Print Reviews
Krypton Companion

Krypton Companion

by Michael Eury, et al

Twomorrows

Krypton Companion

Oh my god. This is one audacious and exhaustive piece of gonzo comics journalism. And soooo much better than that last Superman movie. But here we have, released at the height of Supermania last year, the Krypton Companion, which is a kind of time capsule-cum-crash course in the Superman universe and the men and women who dreamed it all/made it into a reality. The focus of the book is on the Krypton mythos and its development over three decades of Superman comics – the Superman family, the varied and poisonous Kryptonite, Superman’s parents, the bottle City of Kandor, Braniac, Metallo, Krypto and the superpets, Bizarro, the Phantom Zone, Superboy and his time-travelling adventures with the Legion of Superheroes and the colorful rogues gallery that Superman clashed with then. This flowering or exponential expanding of the Superman universe, one that included elements of science fiction and fantasy, is considered mostly down to the editorial stewardship on the flagship Superman titles (Superman, Action, Adventure, Legion of Super Heroes, Jimmy Olsen, Lois Lane, etc) of the infamous and legendary Otto Binder and his successor, the almost influential Julius Schwartz. Thus does the Krypton Companion, for the most part, restrict itself to the editorial reign of these two men, which is mostly seen as an unbroken line of continuity, but even that restriction doesn’t mean much as it covers the period from 1958-1986! Lordy! From there we head off into the _Crisis on Infinite Earth_s and John Byrne’s controversial “reboot” of Superman, on to the present day, items which are dealt with briefly, or in the humongous roundtable discussion at the end.
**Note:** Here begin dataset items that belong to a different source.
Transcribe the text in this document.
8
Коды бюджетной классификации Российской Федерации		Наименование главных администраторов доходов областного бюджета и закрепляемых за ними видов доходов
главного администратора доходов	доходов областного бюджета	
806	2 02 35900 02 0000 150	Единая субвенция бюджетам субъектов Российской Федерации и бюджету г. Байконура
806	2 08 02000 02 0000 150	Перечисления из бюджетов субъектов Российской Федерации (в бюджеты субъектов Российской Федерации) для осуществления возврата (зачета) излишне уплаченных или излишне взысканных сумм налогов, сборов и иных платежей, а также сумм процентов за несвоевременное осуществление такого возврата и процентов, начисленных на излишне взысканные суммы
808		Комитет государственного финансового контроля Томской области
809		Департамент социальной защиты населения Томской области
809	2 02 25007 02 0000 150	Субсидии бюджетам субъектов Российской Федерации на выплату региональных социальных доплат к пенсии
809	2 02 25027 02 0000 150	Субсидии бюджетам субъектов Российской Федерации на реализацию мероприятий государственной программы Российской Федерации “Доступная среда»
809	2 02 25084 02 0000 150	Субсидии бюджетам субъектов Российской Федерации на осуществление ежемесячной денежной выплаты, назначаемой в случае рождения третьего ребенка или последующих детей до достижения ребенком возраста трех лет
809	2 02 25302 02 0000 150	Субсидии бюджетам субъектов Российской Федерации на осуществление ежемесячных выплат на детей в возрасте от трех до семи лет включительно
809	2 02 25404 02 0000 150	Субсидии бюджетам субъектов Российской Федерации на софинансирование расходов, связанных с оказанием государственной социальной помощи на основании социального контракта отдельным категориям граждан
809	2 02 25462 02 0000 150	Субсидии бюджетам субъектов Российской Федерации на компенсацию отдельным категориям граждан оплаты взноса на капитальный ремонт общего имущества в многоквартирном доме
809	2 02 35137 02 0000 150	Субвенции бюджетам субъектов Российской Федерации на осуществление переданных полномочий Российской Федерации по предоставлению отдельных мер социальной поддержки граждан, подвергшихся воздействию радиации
With a book this dense and catholic in its coverage of Superman, it’s almost impossible to find a good starting point without feeling you’re leaving out maybe 25 other good openings; there’s just so much to see and read in here! I love the sprawling, ambitious, messy nature of it all. Yet it’s perfect for a comics novice or someone who’s a big fan of the Superman movies only. You needn’t have more than a passing prior knowledge, because it seems that quite literally everything is covered and no stone left unturned. Interviews, testimonials, timelines, checklists, sidebars, recaps, commentaries, original art, reproduced covers and panels, unpublished drawings, sketches, designs – great Caesar’s ghost! Krypton Companion is divided into four main sections – the first, “The Key To Fort Weisinger,” deals with the apex or golden age of Weisinger’s Superman shepherding from 1958-1964, the second, “Up, Up and Away,” covers the end of Weisinger’s run from 1964-1970, the dawn of the Julius Schwartz era (also the first “formal” Superman revamp) is run down in “There’s a New Kind of Superman Coming,” 1971-1979, and finally, the winding down and return to form (before everything was blown apart again) is dealt with in “Whatever Happened to The Man of Tomorrow.”

Each chapter is comprised of a wealth of archival material, alongside quite a few retrospective looks without too much inside baseball, so even the novice fan won’t feel like they’re on the outside (of the bottle city of Kandor) looking in. The Krypton Companion is a quality package, money well spent for any serious student of popular culture.